ANKARA: Faced with the prospect of sanctions from both the US and the EU, Turkish President Recep Tayyip Erdogan said on Friday that economic penalties would be detrimental to all sides and that Turkey’s disputes with its allies can be resolved through dialogue and cooperation.
Erdogan’s comments came hours after the EU gave the green light for the expansion of sanctions against Turkey over its exploration of gas reserves in eastern Mediterranean waters claimed by EU members Greece and Cyprus.
French President Emmanuel Macron, speaking in Brussels after the EU summit said Europe “remains obviously always open to dialogue but won’t accept a policy destabilizing its member states as well as its regional environment.”

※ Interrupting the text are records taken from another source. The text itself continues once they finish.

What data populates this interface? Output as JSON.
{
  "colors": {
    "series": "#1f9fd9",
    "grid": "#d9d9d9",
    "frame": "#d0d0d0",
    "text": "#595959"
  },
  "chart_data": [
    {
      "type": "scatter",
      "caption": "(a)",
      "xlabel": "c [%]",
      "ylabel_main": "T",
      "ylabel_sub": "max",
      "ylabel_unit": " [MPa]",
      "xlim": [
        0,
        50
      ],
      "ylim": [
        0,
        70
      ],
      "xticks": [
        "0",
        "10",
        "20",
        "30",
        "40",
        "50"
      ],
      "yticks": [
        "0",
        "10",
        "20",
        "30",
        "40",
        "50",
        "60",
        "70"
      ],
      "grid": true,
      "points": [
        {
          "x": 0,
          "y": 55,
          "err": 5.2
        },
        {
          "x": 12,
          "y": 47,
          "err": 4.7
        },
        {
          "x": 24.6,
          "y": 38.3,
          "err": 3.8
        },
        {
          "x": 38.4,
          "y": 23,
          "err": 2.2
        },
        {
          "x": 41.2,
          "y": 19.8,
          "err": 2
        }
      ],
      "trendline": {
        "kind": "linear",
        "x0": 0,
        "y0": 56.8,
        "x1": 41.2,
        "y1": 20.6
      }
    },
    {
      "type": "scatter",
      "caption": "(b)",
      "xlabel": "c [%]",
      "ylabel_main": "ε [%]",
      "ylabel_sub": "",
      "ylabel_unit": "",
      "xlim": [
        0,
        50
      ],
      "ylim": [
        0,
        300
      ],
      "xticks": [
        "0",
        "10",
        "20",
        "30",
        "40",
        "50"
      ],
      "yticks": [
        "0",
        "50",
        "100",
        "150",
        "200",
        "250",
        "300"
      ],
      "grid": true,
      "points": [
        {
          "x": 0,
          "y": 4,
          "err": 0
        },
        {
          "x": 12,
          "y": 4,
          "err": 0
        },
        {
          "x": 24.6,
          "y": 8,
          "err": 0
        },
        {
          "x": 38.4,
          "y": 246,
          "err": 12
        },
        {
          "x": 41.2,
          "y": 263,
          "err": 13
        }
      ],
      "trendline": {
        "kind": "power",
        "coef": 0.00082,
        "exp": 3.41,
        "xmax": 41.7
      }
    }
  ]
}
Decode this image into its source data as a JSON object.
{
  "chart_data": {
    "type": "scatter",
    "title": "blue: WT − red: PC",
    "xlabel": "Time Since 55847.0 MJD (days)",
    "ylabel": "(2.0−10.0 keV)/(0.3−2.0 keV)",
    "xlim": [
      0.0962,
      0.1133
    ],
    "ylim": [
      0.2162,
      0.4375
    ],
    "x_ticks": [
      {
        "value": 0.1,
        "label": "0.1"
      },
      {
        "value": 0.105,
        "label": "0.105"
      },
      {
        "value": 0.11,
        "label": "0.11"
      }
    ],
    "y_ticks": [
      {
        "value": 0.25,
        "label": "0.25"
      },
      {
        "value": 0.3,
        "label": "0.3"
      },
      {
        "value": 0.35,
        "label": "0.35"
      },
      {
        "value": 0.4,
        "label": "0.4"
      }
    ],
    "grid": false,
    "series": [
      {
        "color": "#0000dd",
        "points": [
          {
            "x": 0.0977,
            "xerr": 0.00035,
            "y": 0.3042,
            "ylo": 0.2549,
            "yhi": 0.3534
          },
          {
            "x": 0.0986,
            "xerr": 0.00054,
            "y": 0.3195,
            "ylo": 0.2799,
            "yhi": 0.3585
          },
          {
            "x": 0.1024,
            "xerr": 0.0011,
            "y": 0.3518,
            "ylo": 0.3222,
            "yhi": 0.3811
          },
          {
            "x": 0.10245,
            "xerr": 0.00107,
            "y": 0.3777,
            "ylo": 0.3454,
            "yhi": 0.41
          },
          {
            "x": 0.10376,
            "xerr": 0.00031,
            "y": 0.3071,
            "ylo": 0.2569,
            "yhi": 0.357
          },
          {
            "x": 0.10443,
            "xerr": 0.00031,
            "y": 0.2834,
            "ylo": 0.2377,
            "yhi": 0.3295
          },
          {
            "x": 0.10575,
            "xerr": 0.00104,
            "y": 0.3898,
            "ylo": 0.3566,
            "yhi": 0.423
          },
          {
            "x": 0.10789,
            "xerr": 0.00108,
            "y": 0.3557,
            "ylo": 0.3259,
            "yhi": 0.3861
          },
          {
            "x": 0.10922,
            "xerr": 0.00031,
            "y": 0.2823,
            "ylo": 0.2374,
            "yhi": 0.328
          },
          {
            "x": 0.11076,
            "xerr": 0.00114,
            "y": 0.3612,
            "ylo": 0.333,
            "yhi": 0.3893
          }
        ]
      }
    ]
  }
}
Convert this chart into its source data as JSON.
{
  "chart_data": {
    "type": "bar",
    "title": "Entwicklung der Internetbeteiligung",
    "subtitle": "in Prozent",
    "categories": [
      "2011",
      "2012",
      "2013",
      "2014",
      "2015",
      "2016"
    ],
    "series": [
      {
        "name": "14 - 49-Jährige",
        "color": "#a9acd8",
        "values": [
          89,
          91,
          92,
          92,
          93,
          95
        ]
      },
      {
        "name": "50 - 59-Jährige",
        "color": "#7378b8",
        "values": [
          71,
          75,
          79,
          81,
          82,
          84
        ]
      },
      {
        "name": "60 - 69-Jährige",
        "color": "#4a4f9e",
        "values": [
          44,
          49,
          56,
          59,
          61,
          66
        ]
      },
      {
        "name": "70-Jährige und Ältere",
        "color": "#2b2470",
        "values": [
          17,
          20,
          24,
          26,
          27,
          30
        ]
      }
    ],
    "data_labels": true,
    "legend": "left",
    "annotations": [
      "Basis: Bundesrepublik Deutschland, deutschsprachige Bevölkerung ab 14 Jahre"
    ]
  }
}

Turkey only recently withdrew its Oruc Reis survey vessel back to port in order not to anger Brussels too much before the summit — a move that was ridiculed by the European Council President Charles Michel as the “game of cat and mouse.”
Last year, the EU prepared a sanctions program to punish “illegal” exploration activities in Cyprus’s exclusive economic zone in the eastern Mediterranean Sea, including the freezing of assets of the people and companies involved. So far, only two senior officials of Turkey’s state-run Turkish Petroleum Corporation have been put on the sanctions list, despite an expectation that more people will be added to it.
Some sanctions in the past — such as the threat of freezing accession talks — have only pushed Ankara to play the refugee card as a bargaining chip, where it threatens to open the gates for letting refugees into European countries.
For Karol Wasilewski, an analyst at the Warsaw-based Polish Institute of International Affairs, the EU decision was totally expected.
“On one hand, the EU had to do something because its credibility was at stake as during the last few months Turkey did not do anything to appease European decision-makers. On the other, with the election of Joe Biden to the US administration there is a greater chance for a transatlantic approach toward Turkey which may be more effective,” he told Arab News.
In the meantime, another sanctions package is coming from the US. Washington is preparing to execute its long-speculated sanctions against Turkey over its acquisition last year of the Russian S-400 air defense system, Reuters reported.
According to Max Hoffman, a Turkey analyst from the Washington-based Center for American Progress, at first glance it seems like a response calibrated to convey to Ankara that the US takes this issue very seriously and is willing to go further.
“But Washington would much prefer for Erdogan to reconsider and both sides to avoid an escalatory spiral for the moment,” he told Arab News.